With gratitude to and respect for all those who are interested in the history of New York City, we have digitized all the new building (NB) applications filed in Manhattan for each year, from 1900 to 1986, and turned it into a database searchable by a number of variables, like address, architect, owner and type of building.
- If you just want to determine the date and architect of your building, and you live, for instance, on West 86th Street in a building you think was built around 1930, search for "86th" in the address field and work backwards from 1933 or so. Bear in mind that the present 130 West 86th may have been filed as 124-132 West 86th, or even simply 128 West 86th.
- Some permits are not rendered in address form, but in "metes and bounds"--that is, "86th, 175'e of Amsterdam" indicates the building lot beginning 175' east of the corner of West 86th Street and Amsterdam Avenue. To interpret this, go to a library with a collection of landmaps of New York City (which give such measurements). It may be crude, but it's not that much trouble to eyeball, or even measure, the distances yourself.
ADVANCED SEARCH TIPS: Use additional search parameters to--
- Find all the building applications filed by a particular owner or architect (including projects which were not built)
- Or find all the applications where the owner gave a particular address (which can help when one owner operates under multiple names),
- Or find all the buildings of a particular type built in a particular period.
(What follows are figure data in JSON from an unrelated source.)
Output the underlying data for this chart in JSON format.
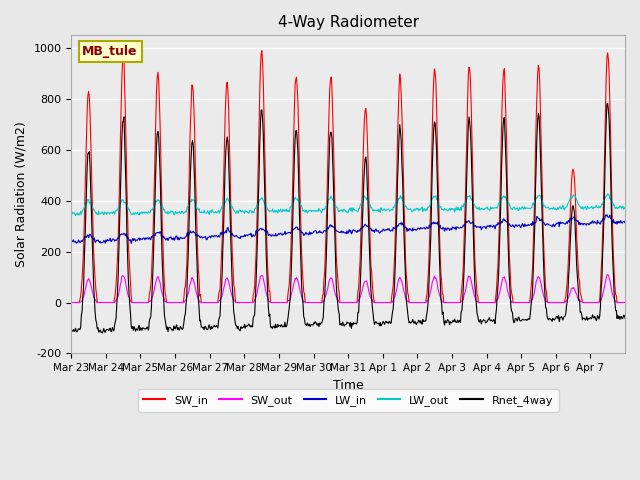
{
  "title": "4-Way Radiometer",
  "ylabel": "Solar Radiation (W/m2)",
  "xlabel": "Time",
  "ylim": [
    -200,
    1050
  ],
  "station_label": "MB_tule",
  "x_tick_labels": [
    "Mar 23",
    "Mar 24",
    "Mar 25",
    "Mar 26",
    "Mar 27",
    "Mar 28",
    "Mar 29",
    "Mar 30",
    "Mar 31",
    "Apr 1",
    "Apr 2",
    "Apr 3",
    "Apr 4",
    "Apr 5",
    "Apr 6",
    "Apr 7"
  ],
  "legend_entries": [
    {
      "label": "SW_in",
      "color": "#ff0000"
    },
    {
      "label": "SW_out",
      "color": "#ff00ff"
    },
    {
      "label": "LW_in",
      "color": "#0000cc"
    },
    {
      "label": "LW_out",
      "color": "#00cccc"
    },
    {
      "label": "Rnet_4way",
      "color": "#000000"
    }
  ],
  "bg_color": "#e8e8e8",
  "plot_bg_color": "#ebebeb",
  "day_peaks_sw": [
    830,
    960,
    900,
    860,
    870,
    990,
    900,
    895,
    770,
    890,
    920,
    925,
    915,
    930,
    530,
    1000
  ],
  "n_days": 16,
  "yticks": [
    -200,
    0,
    200,
    400,
    600,
    800,
    1000
  ]
}
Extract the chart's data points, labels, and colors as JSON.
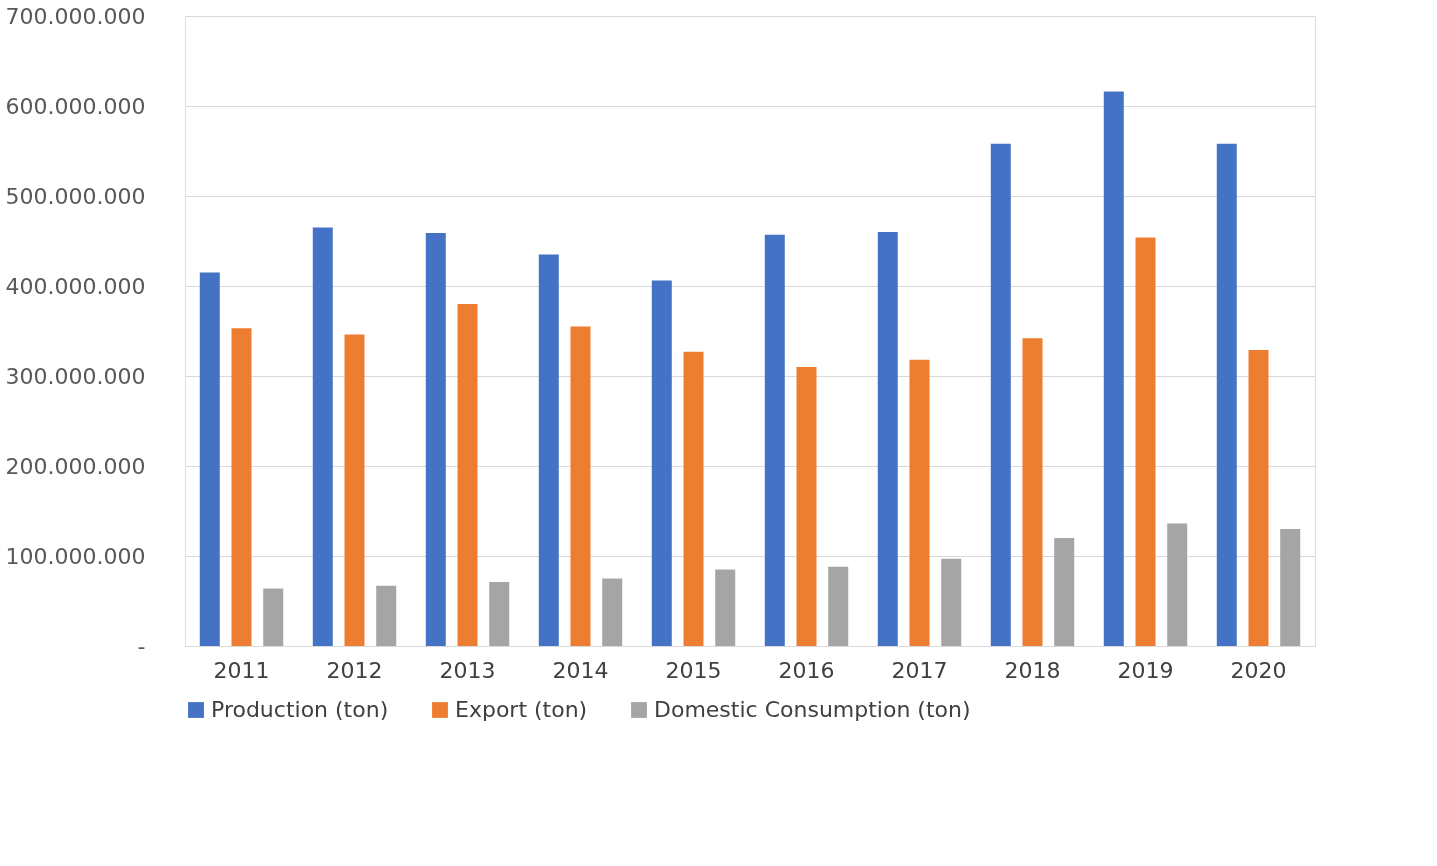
{
  "chart_data": {
    "type": "bar",
    "categories": [
      "2011",
      "2012",
      "2013",
      "2014",
      "2015",
      "2016",
      "2017",
      "2018",
      "2019",
      "2020"
    ],
    "series": [
      {
        "name": "Production (ton)",
        "color": "#4472c4",
        "values": [
          415000000,
          465000000,
          459000000,
          435000000,
          406000000,
          457000000,
          460000000,
          558000000,
          616000000,
          558000000
        ]
      },
      {
        "name": "Export (ton)",
        "color": "#ed7d31",
        "values": [
          353000000,
          346000000,
          380000000,
          355000000,
          327000000,
          310000000,
          318000000,
          342000000,
          454000000,
          329000000
        ]
      },
      {
        "name": "Domestic Consumption (ton)",
        "color": "#a5a5a5",
        "values": [
          64000000,
          67000000,
          71000000,
          75000000,
          85000000,
          88000000,
          97000000,
          120000000,
          136000000,
          130000000
        ]
      }
    ],
    "ylim": [
      0,
      700000000
    ],
    "yticks": [
      {
        "value": 0,
        "label": "-"
      },
      {
        "value": 100000000,
        "label": "100.000.000"
      },
      {
        "value": 200000000,
        "label": "200.000.000"
      },
      {
        "value": 300000000,
        "label": "300.000.000"
      },
      {
        "value": 400000000,
        "label": "400.000.000"
      },
      {
        "value": 500000000,
        "label": "500.000.000"
      },
      {
        "value": 600000000,
        "label": "600.000.000"
      },
      {
        "value": 700000000,
        "label": "700.000.000"
      }
    ],
    "grid": "y",
    "legend": "bottom"
  }
}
- Another route to finding the NB application for a particular building is to go to the web page of the New York City Department of Buildings which lists in many cases, the particular NB number for a specific address. Go to the Department's web site, key in the address, and then look under "Actions"; in most cases you will find an NB associated with your building (for instance, NB "336-11" is the 336th new building application filed in 1911). NB's were first issued in 1866; if yours is 1900 or later you should be able to get the details of that application here, simply by searching for the relevant year and application number. (Congratulations to Commissioner Patricia Lancaster and her tech staff for this astonishing upgrade to the Department's website.)
- The search engine recognizes word roots, wildcards (*) and leading and following blank spaces. Thus "farge" will return "LaFarge" and La Farge," but "_Farge" will return only "La Farge." A search for "LaF*arge" will return "LaFarge," "LaForge, etc.